Traditionally, the video game industry has been comprised of large companies like Electronic Arts, Microsoft, and Nintendo selling their multi-million dollar budgeted, blockbuster titles directly to consumers. The industry now includes more web-based, lower-budget, independent games which find sponsors and audiences through websites like Flashgamelicense.com, Kongregate, and Addicting Games.
The Wall Street Journal recently carried an article on the trend, "Notes From the Underground: Indie Videogames Come of Age", written by Christopher Lawton. Lawton's article includes an estimate of the independent video game market or casual game market being at $1 billion when you factor in revenue from advertising, downloads, and subscription fees.
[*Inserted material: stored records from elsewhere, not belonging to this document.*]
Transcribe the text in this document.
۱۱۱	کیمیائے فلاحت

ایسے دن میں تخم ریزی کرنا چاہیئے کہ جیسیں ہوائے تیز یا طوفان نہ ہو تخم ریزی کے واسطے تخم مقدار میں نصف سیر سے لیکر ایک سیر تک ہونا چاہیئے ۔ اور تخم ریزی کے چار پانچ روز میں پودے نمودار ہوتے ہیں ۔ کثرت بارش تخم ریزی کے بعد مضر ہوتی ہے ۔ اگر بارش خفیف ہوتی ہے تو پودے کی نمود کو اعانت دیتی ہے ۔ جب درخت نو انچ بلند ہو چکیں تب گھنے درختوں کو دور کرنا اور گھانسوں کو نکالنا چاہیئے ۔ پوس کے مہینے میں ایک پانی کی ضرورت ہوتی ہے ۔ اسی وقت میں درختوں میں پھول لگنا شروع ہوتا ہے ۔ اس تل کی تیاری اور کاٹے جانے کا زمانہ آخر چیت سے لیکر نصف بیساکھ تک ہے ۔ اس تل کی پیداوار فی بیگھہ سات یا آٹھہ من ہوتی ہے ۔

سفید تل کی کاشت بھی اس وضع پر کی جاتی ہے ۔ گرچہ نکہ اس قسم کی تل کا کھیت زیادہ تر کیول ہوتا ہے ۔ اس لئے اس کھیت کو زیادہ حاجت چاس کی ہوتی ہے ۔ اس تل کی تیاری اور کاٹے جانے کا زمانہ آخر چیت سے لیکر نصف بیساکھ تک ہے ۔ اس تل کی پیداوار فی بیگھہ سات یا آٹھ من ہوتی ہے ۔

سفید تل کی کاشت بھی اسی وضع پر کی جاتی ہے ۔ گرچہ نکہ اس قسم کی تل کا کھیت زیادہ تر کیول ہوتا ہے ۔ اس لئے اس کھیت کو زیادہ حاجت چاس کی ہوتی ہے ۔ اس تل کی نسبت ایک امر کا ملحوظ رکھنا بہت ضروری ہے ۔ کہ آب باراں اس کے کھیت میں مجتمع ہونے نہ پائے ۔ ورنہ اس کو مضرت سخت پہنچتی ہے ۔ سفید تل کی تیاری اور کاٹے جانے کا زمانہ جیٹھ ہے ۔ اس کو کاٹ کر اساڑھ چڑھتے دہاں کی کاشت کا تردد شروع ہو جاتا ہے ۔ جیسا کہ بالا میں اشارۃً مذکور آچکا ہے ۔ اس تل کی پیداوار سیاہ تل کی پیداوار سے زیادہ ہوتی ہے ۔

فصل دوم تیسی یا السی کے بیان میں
The trend spawns a growth in transactions in which independent developers earn income by licensing their games to intermediaries and/or by sharing in advertising and premium sale revenue with those intermediaries. As a business and intellectual property attorney who has worked on many licensing deals, I offer some issues about revenue-sharing, representations, and exclusivity for the consideration of those negotiating such video game licensing transactions
When compensation is via revenue sharing, parties need to understand exactly what revenue is being shared. The Wall Street Journal article mentions that some licensors are giving independent developers up to 70 – 80% of the revenue. I doubt it’s gross revenue that’s being shared Of course, licensees want to cover their costs before paying game developers. On the other hand, game developers need to consider what expenses are taken out before getting their cut and whether those expenses include “fat” hidden in nebulous administration fees.
Incorporating popular music, celebrity faces, and other cultural images into video games is common. Licensees should ask developers for representations that all material in the game is original content or used with permission. Game developers should make sure those representations are true. As a commercial distributor of the game, the licensee is still potentially liable if any elements of the game violate someone’s intellectual property or other rights. Potential rights violations are not always obvious to the uninitiated so a little due diligence by the licensee to verify the veracity of the developer’s representations is good practice.
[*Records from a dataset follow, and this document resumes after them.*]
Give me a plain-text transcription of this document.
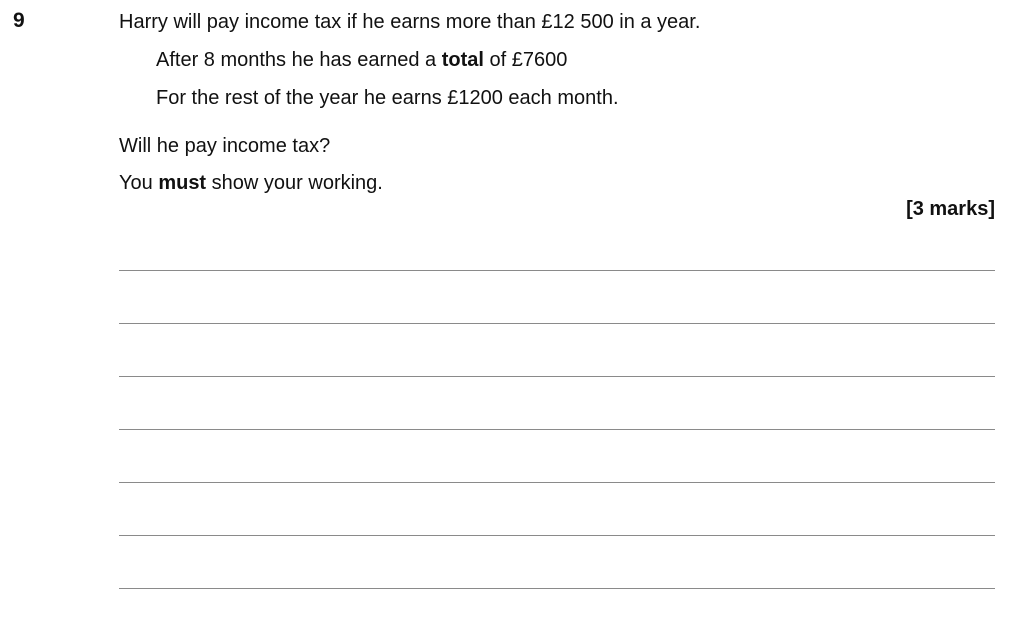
9	Harry will pay income tax if he earns more than £12 500 in a year.
After 8 months he has earned a total of £7600
For the rest of the year he earns £1200 each month.
Will he pay income tax?
You must show your working.
[3 marks]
I particularly noted mention in the Wall Street Journal article of the Dress Paris in Jail," game in which players dress Paris Hilton in various selections of prison attire including jail scrubs and tattoos. The rights clearance side of my mind pondered whether the game created any right of publicity issues. But I suppose that’s a topic better addressed on my intellectual property and licensing blog, GuideThroughtheLegalJungleblog.com.
Exclusivity may be a part of the licensing deal. And that’s okay if handled correctly. The licensee wants to make sure the game developer doesn’t release products that are directly competitive. At the same time, the game developer wants to make sure exclusivity provisions do not curtail his/her professional growth.